Monday, 30 January 2017

APEX Survey Results: Addressing Performance

Yep, I'm still doing this. A bunch of questions to come, many worth the visit. Just a few weeks between drinks, so to speak. My annual review is a little late, too. Anyway...

Time for the performance questions in my 2015 survey. A favourite topic of mine, and my boss, Penny Cookson, lives for tuning.

Q9. How do you proactively address performance? (tick all that apply)




Tune SQL - I would be surprised if this wasn't the top result. Plenty of SQL used in APEX applications, and why not tune them?

Limit Interpreted PL/SQL - this is good practice in general, but in the world of APEX, this means moving inline code from application into packages. You can get pretty quick wins doing this with any plugins. Read here for details.

Materialised Views - a database construct that can aggregate complex information at regular intervals, to be queried many times with simpler SQL over fewer rows. I've seen interesting examples that obfuscate layers to external information using pipelined functions. Or you could just use it for your menu.

Care using v() - Particularly important when referencing page items, since this function would execute a query on the session state table. While values such as APP_ID come from a persistent package variable, it's still context switching between SQL and PL/SQL, so it would be even better to use bind variable.
where id = (select v('APP_ID') from dual)
I think any use of v() should be questioned. SQL queries should use bind variables (not substitution strings) and packages should be parameterised.

Page Workflow/Design - why refresh the entire page when a partial refresh would do? A well designed application will limit network traffic and the amount of queries necessary to serve the data. Refreshing regions on demand with dynamic actions is one of the most regular things I do. Declarative page modals in APEX 5.x have also made APEX life a lot more comfortable.

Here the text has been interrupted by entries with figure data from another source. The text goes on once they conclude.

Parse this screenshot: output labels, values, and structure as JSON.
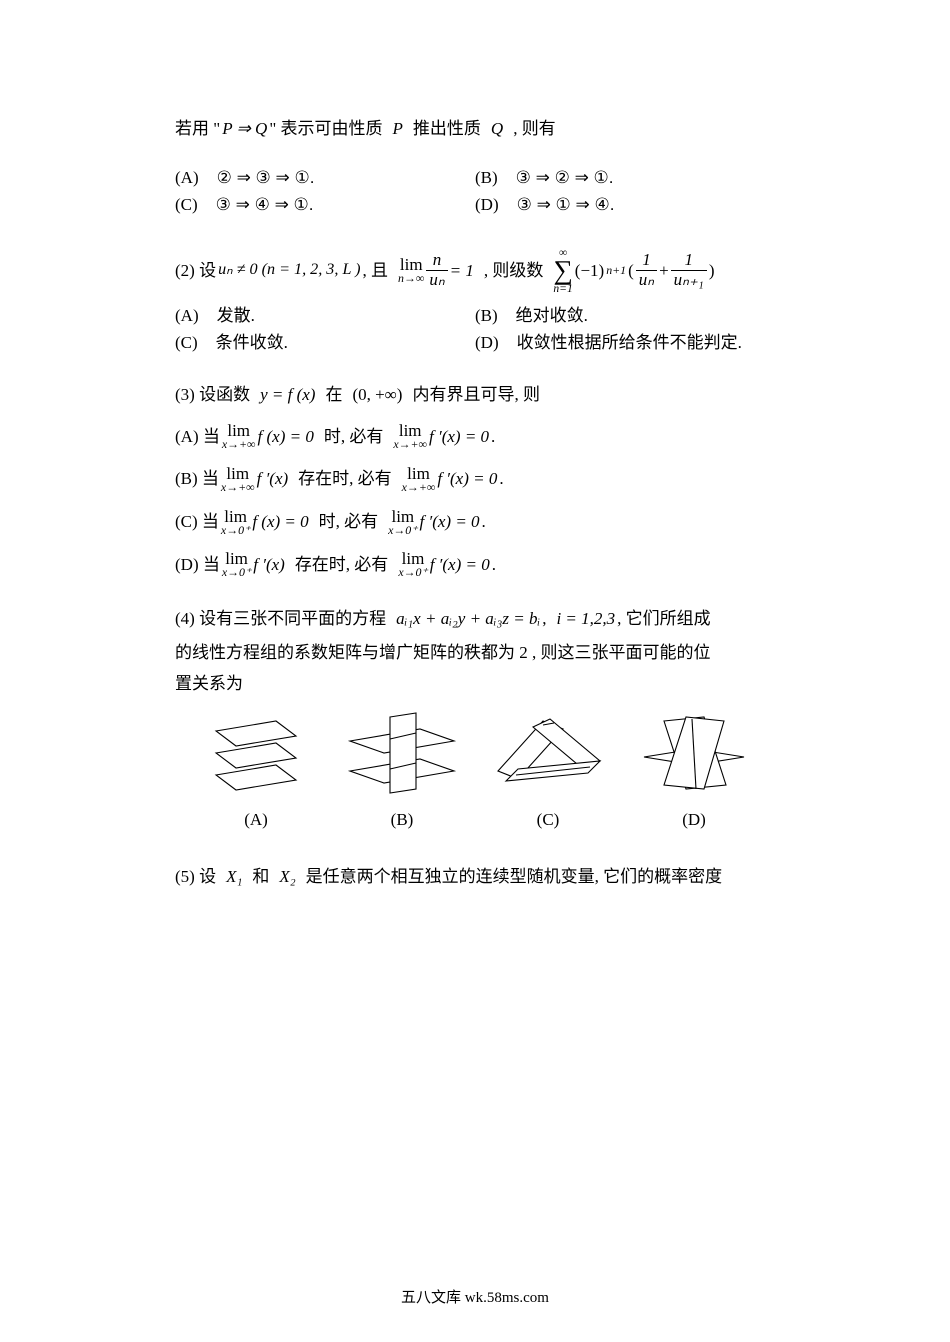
{
  "intro": {
    "pre": "若用 \"",
    "pq": "P ⇒ Q",
    "mid": "\" 表示可由性质",
    "P": "P",
    "mid2": "推出性质",
    "Q": "Q",
    "post": ", 则有"
  },
  "q1opts": {
    "A_label": "(A)",
    "A": "② ⇒ ③ ⇒ ①.",
    "B_label": "(B)",
    "B": "③ ⇒ ② ⇒ ①.",
    "C_label": "(C)",
    "C": "③ ⇒ ④ ⇒ ①.",
    "D_label": "(D)",
    "D": "③ ⇒ ① ⇒ ④."
  },
  "q2": {
    "label": "(2) 设",
    "un": "uₙ ≠ 0 (n = 1, 2, 3, L )",
    "comma": ", 且",
    "lim_top": "lim",
    "lim_bot": "n→∞",
    "frac_num": "n",
    "frac_den": "uₙ",
    "eq": "= 1",
    "mid": ", 则级数",
    "sum_top": "∞",
    "sum_bot": "n=1",
    "term1": "(−1)",
    "term1_sup": "n+1",
    "lp": "(",
    "f1n": "1",
    "f1d": "uₙ",
    "plus": "+",
    "f2n": "1",
    "f2d": "uₙ₊₁",
    "rp": ")"
  },
  "q2opts": {
    "A_label": "(A)",
    "A": "发散.",
    "B_label": "(B)",
    "B": "绝对收敛.",
    "C_label": "(C)",
    "C": "条件收敛.",
    "D_label": "(D)",
    "D": "收敛性根据所给条件不能判定."
  },
  "q3": {
    "label": "(3) 设函数",
    "yfx": "y = f (x)",
    "mid": "在",
    "interval": "(0, +∞)",
    "post": "内有界且可导, 则"
  },
  "q3opts": {
    "A_label": "(A)  当",
    "A_l1_top": "lim",
    "A_l1_bot": "x→+∞",
    "A_f1": "f (x) = 0",
    "A_mid": "时, 必有",
    "A_l2_top": "lim",
    "A_l2_bot": "x→+∞",
    "A_f2": "f ′(x) = 0",
    "A_end": ".",
    "B_label": "(B)  当",
    "B_l1_top": "lim",
    "B_l1_bot": "x→+∞",
    "B_f1": "f ′(x)",
    "B_mid": "存在时, 必有",
    "B_l2_top": "lim",
    "B_l2_bot": "x→+∞",
    "B_f2": "f ′(x) = 0",
    "B_end": ".",
    "C_label": "(C)  当",
    "C_l1_top": "lim",
    "C_l1_bot": "x→0⁺",
    "C_f1": "f (x) = 0",
    "C_mid": "时, 必有",
    "C_l2_top": "lim",
    "C_l2_bot": "x→0⁺",
    "C_f2": "f ′(x) = 0",
    "C_end": ".",
    "D_label": "(D)  当",
    "D_l1_top": "lim",
    "D_l1_bot": "x→0⁺",
    "D_f1": "f ′(x)",
    "D_mid": "存在时, 必有",
    "D_l2_top": "lim",
    "D_l2_bot": "x→0⁺",
    "D_f2": "f ′(x) = 0",
    "D_end": "."
  },
  "q4": {
    "label": "(4) 设有三张不同平面的方程",
    "eq": "aᵢ₁x + aᵢ₂y + aᵢ₃z = bᵢ",
    "comma": ",",
    "idx": "i = 1,2,3",
    "post": ", 它们所组成",
    "line2": "的线性方程组的系数矩阵与增广矩阵的秩都为 2 , 则这三张平面可能的位",
    "line3": "置关系为"
  },
  "q4labels": {
    "A": "(A)",
    "B": "(B)",
    "C": "(C)",
    "D": "(D)"
  },
  "geom": {
    "stroke": "#000000",
    "fill": "#ffffff",
    "strokeWidth": 1.1
  },
  "q5": {
    "label": "(5) 设",
    "X1": "X₁",
    "and": "和",
    "X2": "X₂",
    "post": "是任意两个相互独立的连续型随机变量, 它们的概率密度"
  },
  "footer": "五八文库 wk.58ms.com"
}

Global Page Modularisation - Performance also about the developer not repeating tasks over and over, causing future maintenance headaches.

JSS/CSS File Management - minifying code can reduce network traffic, as can well designed libraries; CDNs; and declarative options. I understand APEX Front End Boost can help.

Care with jQuery selectors - selectors can be abused just like table indexes. I have some commentary on this here.

Region Caching - possibly underutilised, but the ability to cache region on the global page in APEX 5.0 opens options, as do some new APIs.

data-attributes - jQuery related, what I meant by this was to offer more information during report generation, which can help interactivity and reduce AJAX activity. Though read consistency issues should be considered. See a basic example here.

Other - a few people suggested a well designed data model. Touche. Even more got stuck into it in the next question on performance return on investment.

The User Interface attributes are also an area worth being familiar with, particularly in regard to application level file management.

I don't need to worry about performance - yeah, right.